I shrugged. “What choice do I have?”
“But you’re married.”
Another shrug. “Lots of people are married—and how many of them got married in the last six months just to evade the draft? They don’t care about that in Washington. And the way it’s looking—well, Wilkie didn’t win the election, did he?”
She took hold of both my hands then, across the table, interlocked her fingers with mine and squeezed as if she wanted to crush them in her own. “I won’t let you go,” she said. “I won’t. It’s not our war. It has nothing to do with us.”
But of course she was wrong, as the whole country—even the most diehard America Firster—would know in less than two months when the Japanese attacked Pearl Harbor. That night, though, with a cold wind scuttling leaves across campus and her hands locked in mine as students all around us sat gumming their overcooked beef and burying their heads in their textbooks or the funny papers or just laughing aloud in an excess of high spirits, it seemed as if the force of her words was enough: I won’t let you go. I won’t.

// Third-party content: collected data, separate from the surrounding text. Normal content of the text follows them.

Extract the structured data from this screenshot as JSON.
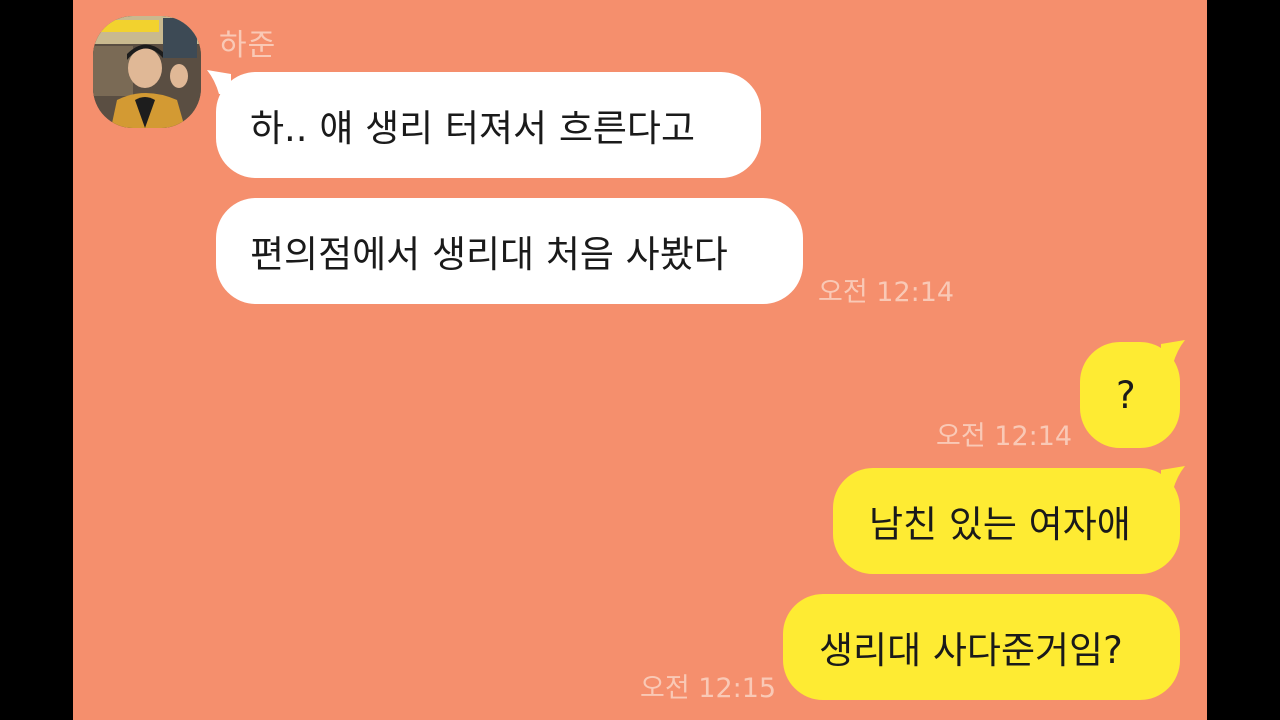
{
  "chat": {
    "sender": "하준",
    "incoming": [
      {
        "text": "하.. 얘 생리 터져서 흐른다고"
      },
      {
        "text": "편의점에서 생리대 처음 사봤다",
        "time": "오전 12:14"
      }
    ],
    "outgoing": [
      {
        "text": "?",
        "time": "오전 12:14"
      },
      {
        "text": "남친 있는 여자애"
      },
      {
        "text": "생리대 사다준거임?",
        "time": "오전 12:15"
      }
    ]
  },
  "colors": {
    "background": "#F58F6D",
    "incoming_bubble": "#FFFFFF",
    "outgoing_bubble": "#FEEB33",
    "meta_text": "#F9C9B6",
    "letterbox": "#000000"
  },
  "icons": {
    "avatar": "profile-photo"
  }
}
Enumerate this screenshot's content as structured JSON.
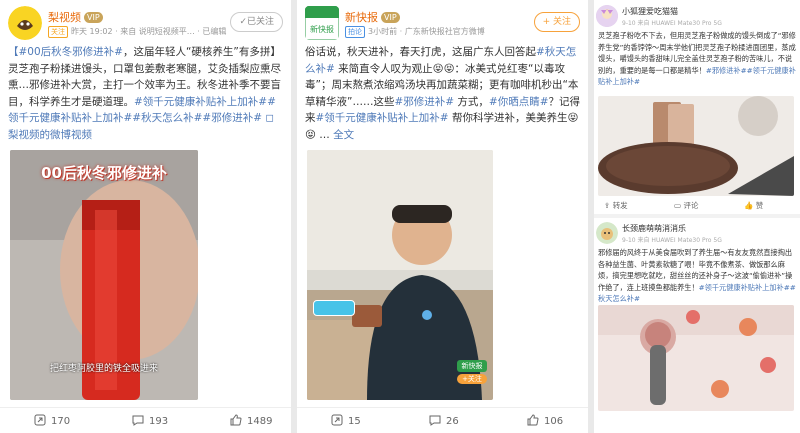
{
  "posts": [
    {
      "user": "梨视频",
      "vip": "VIP",
      "tag": "关注",
      "meta": "昨天 19:02 · 来自 说明短视频平… · 已编辑",
      "follow_label": "✓已关注",
      "text_parts": [
        {
          "t": "#00后秋冬邪修进补#",
          "h": true
        },
        {
          "t": "，这届年轻人“硬核养生”有多拼】灵芝孢子粉揉进馒头，口罩包姜敷老寒腿，艾灸插梨应熏尽熏…邪修进补大赏，主打一个效率为王。秋冬进补季不要盲目，科学养生才是硬道理。",
          "h": false
        },
        {
          "t": "#领千元健康补贴补上加补##领千元健康补贴补上加补##秋天怎么补##邪修进补#",
          "h": true
        },
        {
          "t": " ◻梨视频的微博视频",
          "h": true
        }
      ],
      "image_title": "00后秋冬邪修进补",
      "image_caption": "把红枣阿胶里的铁全吸进来",
      "reposts": "170",
      "comments": "193",
      "likes": "1489"
    },
    {
      "user": "新快报",
      "vip": "VIP",
      "tag": "拍论",
      "meta": "3小时前 · 广东新快报社官方微博",
      "follow_label": "+ 关注",
      "text_parts": [
        {
          "t": "俗话说，秋天进补，春天打虎，这届广东人回答起",
          "h": false
        },
        {
          "t": "#秋天怎么补#",
          "h": true
        },
        {
          "t": " 来简直令人叹为观止😝😝：冰美式兑红枣“以毒攻毒”；周末熬煮浓缩鸡汤块再加蔬菜糊；更有咖啡机秒出“本草精华液”……这些",
          "h": false
        },
        {
          "t": "#邪修进补#",
          "h": true
        },
        {
          "t": " 方式，",
          "h": false
        },
        {
          "t": "#你晒点睛#",
          "h": true
        },
        {
          "t": "？记得来",
          "h": false
        },
        {
          "t": "#领千元健康补贴补上加补#",
          "h": true
        },
        {
          "t": " 帮你科学进补，美美养生😝😝 … ",
          "h": false
        },
        {
          "t": "全文",
          "h": true
        }
      ],
      "image_badge": "新快报",
      "image_badge_sub": "+关注",
      "reposts": "15",
      "comments": "26",
      "likes": "106"
    }
  ],
  "side_cards": [
    {
      "user": "小狐狸爱吃猫猫",
      "meta": "9-10  来自 HUAWEI Mate30 Pro 5G",
      "text": "灵芝孢子粉吃不下去，但用灵芝孢子粉做成的馒头倒成了“邪修养生党”的香饽饽～周末学他们把灵芝孢子粉揉进面团里，蒸成馒头，嚼馒头的香甜味儿完全盖住灵芝孢子粉的苦味儿，不说别的，重要的是每一口都是精华！",
      "hashtags": "#邪修进补##领千元健康补贴补上加补#",
      "repost": "转发",
      "comment": "评论",
      "like": "赞"
    },
    {
      "user": "长颈鹿萌萌消消乐",
      "meta": "9-10  来自 HUAWEI Mate30 Pro 5G",
      "text": "邪修届的风终于从美食届吹到了养生届～有友友竟然直接掏出各种益生菌、叶黄素软糖了喂！毕竟不像煮茶、做饭那么麻烦，搞完里想吃就吃，甜丝丝的还补身子～这波“偷偷进补”操作绝了，连上班摸鱼都能养生！",
      "hashtags": "#领千元健康补贴补上加补##秋天怎么补#"
    }
  ],
  "colors": {
    "accent": "#f7a23b",
    "hashtag": "#4f7ab8",
    "name": "#e86b0c"
  }
}
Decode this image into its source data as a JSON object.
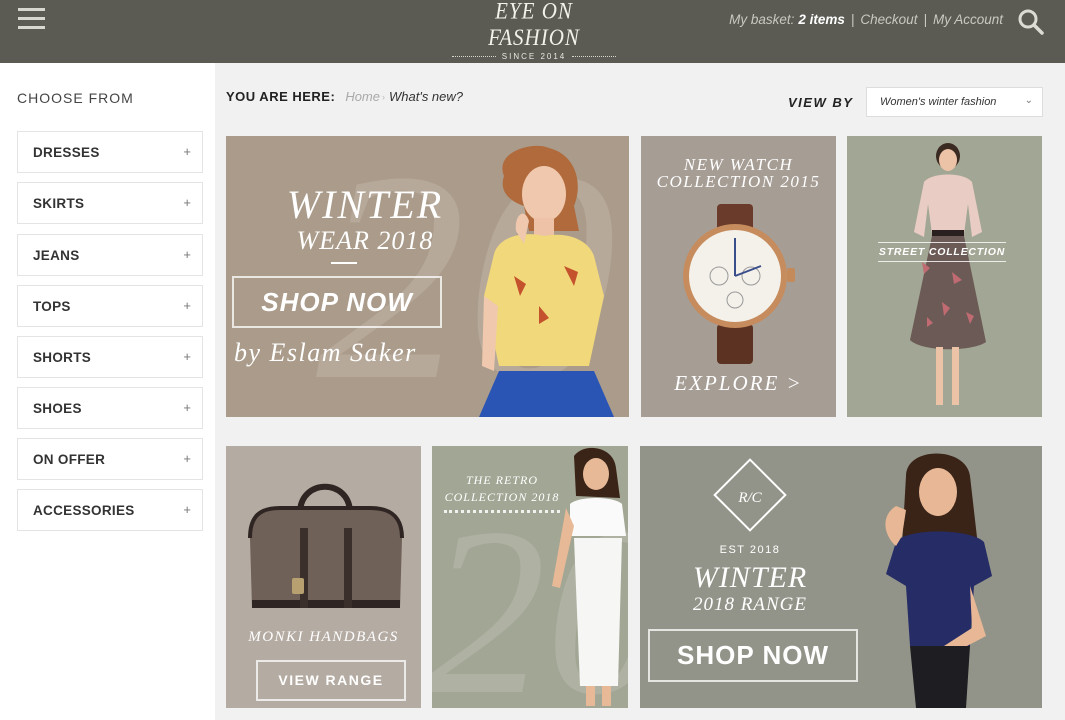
{
  "header": {
    "logo_name": "EYE ON FASHION",
    "logo_since": "SINCE 2014",
    "basket_label": "My basket:",
    "basket_count": "2 items",
    "checkout": "Checkout",
    "my_account": "My Account",
    "sep": "|"
  },
  "sidebar": {
    "title": "CHOOSE FROM",
    "plus": "+",
    "items": [
      {
        "label": "DRESSES"
      },
      {
        "label": "SKIRTS"
      },
      {
        "label": "JEANS"
      },
      {
        "label": "TOPS"
      },
      {
        "label": "SHORTS"
      },
      {
        "label": "SHOES"
      },
      {
        "label": "ON OFFER"
      },
      {
        "label": "ACCESSORIES"
      }
    ]
  },
  "breadcrumb": {
    "label": "YOU ARE HERE:",
    "home": "Home",
    "arrow": "›",
    "current": "What's new?"
  },
  "view_by": {
    "label": "VIEW BY",
    "selected": "Women's winter fashion",
    "chevron": "⌄"
  },
  "tiles": {
    "winter_wear": {
      "big_number": "20",
      "title_line1": "WINTER",
      "title_line2": "WEAR 2018",
      "button": "SHOP NOW",
      "byline": "by Eslam Saker"
    },
    "watch": {
      "title_line1": "NEW WATCH",
      "title_line2": "COLLECTION 2015",
      "explore": "EXPLORE >"
    },
    "street": {
      "label": "STREET COLLECTION"
    },
    "handbags": {
      "name": "MONKI HANDBAGS",
      "button": "VIEW RANGE"
    },
    "retro": {
      "big_number": "20",
      "title_line1": "THE RETRO",
      "title_line2": "COLLECTION 2018"
    },
    "winter_range": {
      "badge_letters": "R/C",
      "est": "EST 2018",
      "title_line1": "WINTER",
      "title_line2": "2018 RANGE",
      "button": "SHOP NOW"
    }
  },
  "colors": {
    "header_bg": "#5b5b54",
    "tile_taupe": "#aa9b8a",
    "tile_sage": "#a2a694",
    "tile_grey": "#939489"
  }
}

The next morning, I took the letter to Prok. He was in the office before me, as usual, head down, engaged with his work. I didn’t want to interrupt him, but he looked up and greeted me with a smile as I came in, and I calculated that this was as good a chance as any to give him the bad news. “Good morning, Prok,” I said, and already his eyes were dropping back to the page, but I forged on, if a bit awkwardly. “Prok,” I repeated, and his gaze lifted again, even as the smile vanished, “there’s something—well, I just wanted you to know, that, that, well, here,” and I handed him the notice.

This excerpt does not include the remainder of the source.